Справа на приличном расстоянии у стены в вертикально стоящих капсулах-реаниматорах парили в растворах какие-то бедолаги разных форм и рас. И отчего-то сразу было понятно, что они не жильцы. Только почему так решил, сразу не понял.
Выскочили, как чёртики из табакерки роботы-анастезиологи, поднявшись на тонких ножках, ощупывая мою покорную плоть. Их светящие глазки-камеры на круглых толстеньких тельцах помаргивали, что говорило об интенсивном обмене информацией.
В общем, шла ничем непримечательная процедура определения жизнеспособности пациента.
Странно было совсем иное.
Всё окружение словно потеряло всякий цвет. Серо и блёкло. Даже аварийное освещение, которое должно было мигать оранжевым, едва мерцало маловыразительной тусклой подсветкой.
Именно это я никак не мог понять. Что случилось с моим привычным миром или со мной?
Видел всё: от двустворчатых дверей входа в лабораторию, находящихся в пятидесяти метрах от меня, до своего собственного тела, лежащего на платформе, но всё в пугающих чёрно-белых тонах. Основные манипуляции были явно произведены, ибо, к своему удивлению обнаружилось, что я перебинтован аккуратно кем-то, а рана на голове, — что я инстинктивно прощупал — зашита и также перекрыта несколькими слоями бинтов.
И вскоре я понял, кто помог мне. Несколько роботов-таблеток, названных таковыми лишь из-за причудливой формы, катались туда-сюда по пространству лаборатории, как-то перепикивались друг с другом.

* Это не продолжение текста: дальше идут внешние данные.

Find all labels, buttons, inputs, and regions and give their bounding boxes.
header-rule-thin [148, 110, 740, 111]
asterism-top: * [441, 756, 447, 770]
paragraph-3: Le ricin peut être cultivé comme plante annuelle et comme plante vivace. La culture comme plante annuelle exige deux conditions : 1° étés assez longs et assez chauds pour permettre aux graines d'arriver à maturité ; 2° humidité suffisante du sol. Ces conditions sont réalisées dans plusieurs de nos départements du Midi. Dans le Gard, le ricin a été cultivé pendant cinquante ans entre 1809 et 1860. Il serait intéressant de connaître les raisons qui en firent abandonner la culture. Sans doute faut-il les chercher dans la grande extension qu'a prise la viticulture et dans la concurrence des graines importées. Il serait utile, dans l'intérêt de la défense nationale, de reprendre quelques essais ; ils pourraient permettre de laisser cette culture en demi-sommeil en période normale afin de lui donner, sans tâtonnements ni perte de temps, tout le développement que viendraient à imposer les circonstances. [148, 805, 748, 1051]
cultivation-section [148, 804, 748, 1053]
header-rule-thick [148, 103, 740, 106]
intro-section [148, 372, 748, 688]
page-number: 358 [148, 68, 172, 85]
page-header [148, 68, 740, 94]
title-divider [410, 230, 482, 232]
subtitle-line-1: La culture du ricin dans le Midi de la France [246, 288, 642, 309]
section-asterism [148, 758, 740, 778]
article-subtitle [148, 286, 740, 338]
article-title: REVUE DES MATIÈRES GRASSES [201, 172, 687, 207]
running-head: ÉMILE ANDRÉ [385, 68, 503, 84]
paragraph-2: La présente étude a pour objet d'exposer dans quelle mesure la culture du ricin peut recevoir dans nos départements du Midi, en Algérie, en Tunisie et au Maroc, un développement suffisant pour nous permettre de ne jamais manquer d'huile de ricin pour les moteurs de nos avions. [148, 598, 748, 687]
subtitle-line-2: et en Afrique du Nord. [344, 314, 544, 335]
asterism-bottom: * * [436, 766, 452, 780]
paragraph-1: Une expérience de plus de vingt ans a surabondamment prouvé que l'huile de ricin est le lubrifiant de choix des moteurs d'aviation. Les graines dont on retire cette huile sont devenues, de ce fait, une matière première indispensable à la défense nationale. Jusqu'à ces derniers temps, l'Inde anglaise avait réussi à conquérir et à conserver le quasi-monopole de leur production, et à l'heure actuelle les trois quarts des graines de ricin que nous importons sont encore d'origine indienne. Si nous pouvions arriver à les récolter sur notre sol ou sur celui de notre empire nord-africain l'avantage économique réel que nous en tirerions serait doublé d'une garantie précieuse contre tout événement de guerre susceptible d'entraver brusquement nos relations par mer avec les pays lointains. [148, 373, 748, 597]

Разве что, тише обычного. Это в их обязанность входила вся черновая работа по заботе о постояльцах лаборатории.
Как только заботливые «няни» оставили в покое, решил, что достаточно повалялся и пора бы уже встать. Выдернул иглы капельниц. Снял щупы и прочую мишуру. Поднялся, покачиваясь от слабости, добрёл до душевой. Напялив поверх бинтов непромокаемые ленты, с превеликим удовольствием смыл с себя кровь и грязь. Облачился в привычную униформу, которую обнаружил в шкафу.
Разгром во всём комплексе лабораторий стоял страшный, даже после тщательной уборки «таблеток» нельзя было не заметить этого. Моя капсула больше походила на груду ненужного лома, отчего-то оставленного на месте. И кусок льда ещё продолжал таять, стекая тонким ручейком через пробоины, добавляя суеты педантичным уборщикам.
Другие капсулы были также заморожены. Я поочерёдно подошёл к каждой из них, вспоминая, какие действия делал Мастер, чтобы проверить состояние их постояльцев. Они словно бы все спали с безмятежным выражением лиц. Значит, был отдан приказ о заморозке существ. Видимо, именно самим Мастером, а осуществлено Доктором.
Зачем? Нас действительно, собирались спасти или уничтожить, чтобы не достались захватчикам?
Проверил запись системы, последовательность действий, состав вводимых инъекций, изменение температурного режима. И мне стало впервые жаль, что я слишком много знаю, мне слишком многое было доступно и дано, а получение знаний — это единственное развлечение, доступное экспериментальному образцу.